Carrot-Raisin Bread
1 1/2 Cup sifted all purpose flour
1/2 C | sugar |
1 tsp | baking powder |
1/4 tsp | baking soda |
1/2 tsp | salt |
1-1/2 tsp | ground cinnamon |
1/4 tsp | ground allspice |
1 | egg, beaten |
1/2 C | water |
2 Tbsp | vegetable oil |
1/2 tsp | vanilla |
1-1/2 C | finely shredded carrots |
1/4 C | chopped pecans |
1/4 C | golden raisins |
- Preheat oven to 350º F. Lightly oil a 9x5x3 inch loaf pan.
- Stir together dry ingredients in large mixing bowl. Make a well in center of dry mixture.
- In separate bowl, mix together remaining ingredients; add this mixture all at once to dry ingredients. Stir just enough to moisten and evenly distribute carrots.
- Turn into prepared pan. Bake for 50 minutes or until toothpick inserted in center comes out clean.
- Cool 5 minutes in pan. Remove from pan and complete cooling on a wire rack before slicing.

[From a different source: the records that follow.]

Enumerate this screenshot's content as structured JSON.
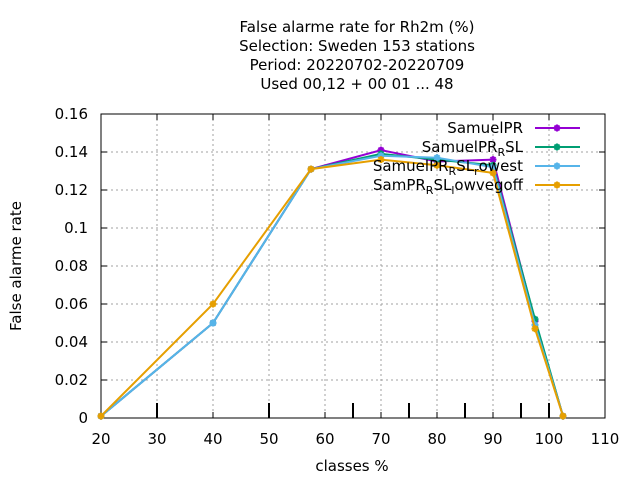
{
  "chart_data": {
    "type": "line",
    "title_lines": [
      "False alarme rate  for Rh2m (%)",
      "Selection: Sweden    153 stations",
      "Period: 20220702-20220709",
      "Used  00,12  + 00 01 ... 48"
    ],
    "xlabel": "classes %",
    "ylabel": "False alarme rate",
    "xlim": [
      20,
      110
    ],
    "ylim": [
      0,
      0.16
    ],
    "xticks": [
      "20",
      "30",
      "40",
      "50",
      "60",
      "70",
      "80",
      "90",
      "100",
      "110"
    ],
    "yticks": [
      "0",
      "0.02",
      "0.04",
      "0.06",
      "0.08",
      "0.1",
      "0.12",
      "0.14",
      "0.16"
    ],
    "grid": true,
    "legend_position": "top-right",
    "series": [
      {
        "name": "SamuelPR",
        "color": "#9400d3",
        "x": [
          20,
          40,
          57.5,
          70,
          80,
          90,
          97.5,
          102.5
        ],
        "y": [
          0.001,
          0.05,
          0.131,
          0.141,
          0.135,
          0.136,
          0.051,
          0.001
        ]
      },
      {
        "name": "SamuelPR_RSL",
        "color": "#009e73",
        "x": [
          20,
          40,
          57.5,
          70,
          80,
          90,
          97.5,
          102.5
        ],
        "y": [
          0.001,
          0.05,
          0.131,
          0.139,
          0.136,
          0.133,
          0.052,
          0.001
        ]
      },
      {
        "name": "SamuelPR_RSL_rowest",
        "color": "#56b4e9",
        "x": [
          20,
          40,
          57.5,
          70,
          80,
          90,
          97.5,
          102.5
        ],
        "y": [
          0.001,
          0.05,
          0.131,
          0.138,
          0.137,
          0.132,
          0.049,
          0.001
        ]
      },
      {
        "name": "SamPR_RSL_lowvegoff",
        "color": "#e69f00",
        "x": [
          20,
          40,
          57.5,
          70,
          80,
          90,
          97.5,
          102.5
        ],
        "y": [
          0.001,
          0.06,
          0.131,
          0.136,
          0.133,
          0.129,
          0.047,
          0.001
        ]
      }
    ],
    "marker_ticks_x": [
      30,
      50,
      65,
      75,
      85,
      95,
      100
    ]
  }
}
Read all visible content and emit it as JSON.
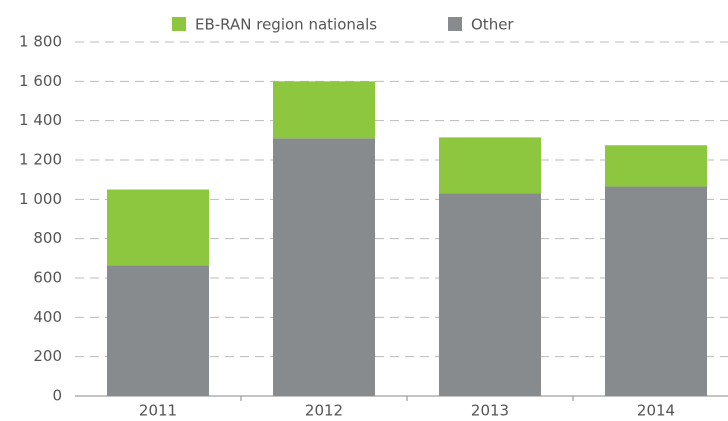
{
  "chart_data": {
    "type": "stacked_bar",
    "categories": [
      "2011",
      "2012",
      "2013",
      "2014"
    ],
    "series": [
      {
        "name": "EB-RAN region nationals",
        "color": "#8dc63f",
        "values": [
          385,
          290,
          285,
          210
        ]
      },
      {
        "name": "Other",
        "color": "#878b8e",
        "values": [
          665,
          1310,
          1030,
          1065
        ]
      }
    ],
    "ylim": [
      0,
      1800
    ],
    "yticks": [
      0,
      200,
      400,
      600,
      800,
      {
        "value": 1000,
        "label": "1 000"
      },
      {
        "value": 1200,
        "label": "1 200"
      },
      {
        "value": 1400,
        "label": "1 400"
      },
      {
        "value": 1600,
        "label": "1 600"
      },
      {
        "value": 1800,
        "label": "1 800"
      }
    ],
    "grid": true,
    "legend": "top"
  }
}
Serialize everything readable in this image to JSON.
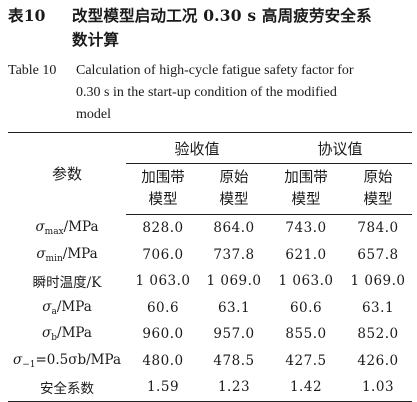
{
  "caption": {
    "cn_label": "表10",
    "cn_line1": "改型模型启动工况 0.30 s 高周疲劳安全系",
    "cn_line2": "数计算",
    "en_label": "Table 10",
    "en_line1": "Calculation of high-cycle fatigue safety factor for",
    "en_line2": "0.30 s in the start-up condition of the modified",
    "en_line3": "model"
  },
  "table": {
    "param_header": "参数",
    "group1": "验收值",
    "group2": "协议值",
    "sub_headers": [
      {
        "line1": "加围带",
        "line2": "模型"
      },
      {
        "line1": "原始",
        "line2": "模型"
      },
      {
        "line1": "加围带",
        "line2": "模型"
      },
      {
        "line1": "原始",
        "line2": "模型"
      }
    ],
    "rows": [
      {
        "sym": "σ",
        "sub": "max",
        "unit": "/MPa",
        "label": "",
        "values": [
          "828.0",
          "864.0",
          "743.0",
          "784.0"
        ]
      },
      {
        "sym": "σ",
        "sub": "min",
        "unit": "/MPa",
        "label": "",
        "values": [
          "706.0",
          "737.8",
          "621.0",
          "657.8"
        ]
      },
      {
        "sym": "",
        "sub": "",
        "unit": "",
        "label": "瞬时温度/K",
        "values": [
          "1 063.0",
          "1 069.0",
          "1 063.0",
          "1 069.0"
        ]
      },
      {
        "sym": "σ",
        "sub": "a",
        "unit": "/MPa",
        "label": "",
        "values": [
          "60.6",
          "63.1",
          "60.6",
          "63.1"
        ]
      },
      {
        "sym": "σ",
        "sub": "b",
        "unit": "/MPa",
        "label": "",
        "values": [
          "960.0",
          "957.0",
          "855.0",
          "852.0"
        ]
      },
      {
        "sym": "σ",
        "sub": "−1",
        "unit": "=0.5σb/MPa",
        "label": "",
        "values": [
          "480.0",
          "478.5",
          "427.5",
          "426.0"
        ]
      },
      {
        "sym": "",
        "sub": "",
        "unit": "",
        "label": "安全系数",
        "values": [
          "1.59",
          "1.23",
          "1.42",
          "1.03"
        ]
      }
    ]
  }
}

Yield: One loaf--Serving Size: 1/2-inch slice
Each serving provides:
Calories: 99
Total fat: 3 g
Saturated fat: less than 1 g
Cholesterol: 12 mg
Sodium: 97 mg
Apricot-Orange Bread
1 | (6 oz) package of dried apricots cut into small pieces |
2 C | water |
2 Tbsp | margarine |
1 C | sugar |
1 | egg, slightly beaten |
1 Tbsp | freshly grated orange peel |
3-1/2 C | sifted all-purpose flour |
1/2 C | nonfat dry milk powder |
2 tsp | baking powder |
1 tsp | baking soda |
1 tsp | salt |
1/2 C | orange juice |
1/2 C | chopped pecans |
- Preheat oven to 350º F. Lightly oil two 9x5-inch loaf pan.

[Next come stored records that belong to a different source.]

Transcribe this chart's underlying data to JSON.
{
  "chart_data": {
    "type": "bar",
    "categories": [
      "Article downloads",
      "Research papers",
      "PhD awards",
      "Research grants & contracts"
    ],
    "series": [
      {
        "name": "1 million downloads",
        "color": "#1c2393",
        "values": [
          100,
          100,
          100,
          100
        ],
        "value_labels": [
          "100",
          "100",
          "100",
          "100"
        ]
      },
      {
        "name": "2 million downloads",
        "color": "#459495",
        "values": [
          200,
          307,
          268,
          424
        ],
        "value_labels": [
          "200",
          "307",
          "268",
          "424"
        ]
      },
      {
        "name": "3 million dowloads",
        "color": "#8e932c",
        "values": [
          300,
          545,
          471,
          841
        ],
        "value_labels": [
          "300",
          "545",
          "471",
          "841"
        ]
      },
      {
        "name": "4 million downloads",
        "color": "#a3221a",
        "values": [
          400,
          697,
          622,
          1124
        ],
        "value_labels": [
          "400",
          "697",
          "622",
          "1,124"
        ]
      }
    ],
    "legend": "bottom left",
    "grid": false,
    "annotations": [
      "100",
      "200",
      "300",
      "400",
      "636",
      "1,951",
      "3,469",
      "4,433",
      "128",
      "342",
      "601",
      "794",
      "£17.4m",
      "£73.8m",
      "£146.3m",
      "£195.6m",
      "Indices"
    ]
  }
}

- Cook apricots in water in a covered medium-size saucepan for 10-15 minutes or until tender but not mushy. Drain; reserve 3/4 cup liquid. Set apricots aside to cool.
- Cream together margarine and sugar. By hand, beat in egg and orange peel.
- Sift together flour, dry milk, baking powder, soda, and salt. Add to creamed mixture alternately with reserved apricot liquid and orange juice.
- Stir apricot pieces and pecans into batter.
- Turn batter into prepared pans.
- Bake for 40-45 minutes or until bread springs back when lightly touched in center.
- Cool 5 minutes in pan. Remove from pan and completely cool on wire rack before slicing.
Yield: 2 loaves--Serving Size: 1/2-inch slice
Each serving provides:
Calories: 97
Total fat: 2 g
Saturated fat: less than 1 g
Cholesterol: 6 mg
Sodium: 113 mg
Review: I thought this bread was ok. It seemed like it was going to be a winner, but I think it's missing some spices - maybe a dash of cinnamon or something. I will make it again because it is a very attractive bread, but I will be adding some ingredients like maybe lemon and lemon zest - and maybe even some raisins or something.
Overall I liked both breads - the carrot raisin bread had a bit more flavor. And, to know me is to know that I really like BOLD flavors in what I eat. The apricot orange bread had mild flavors. Happy Baking!!!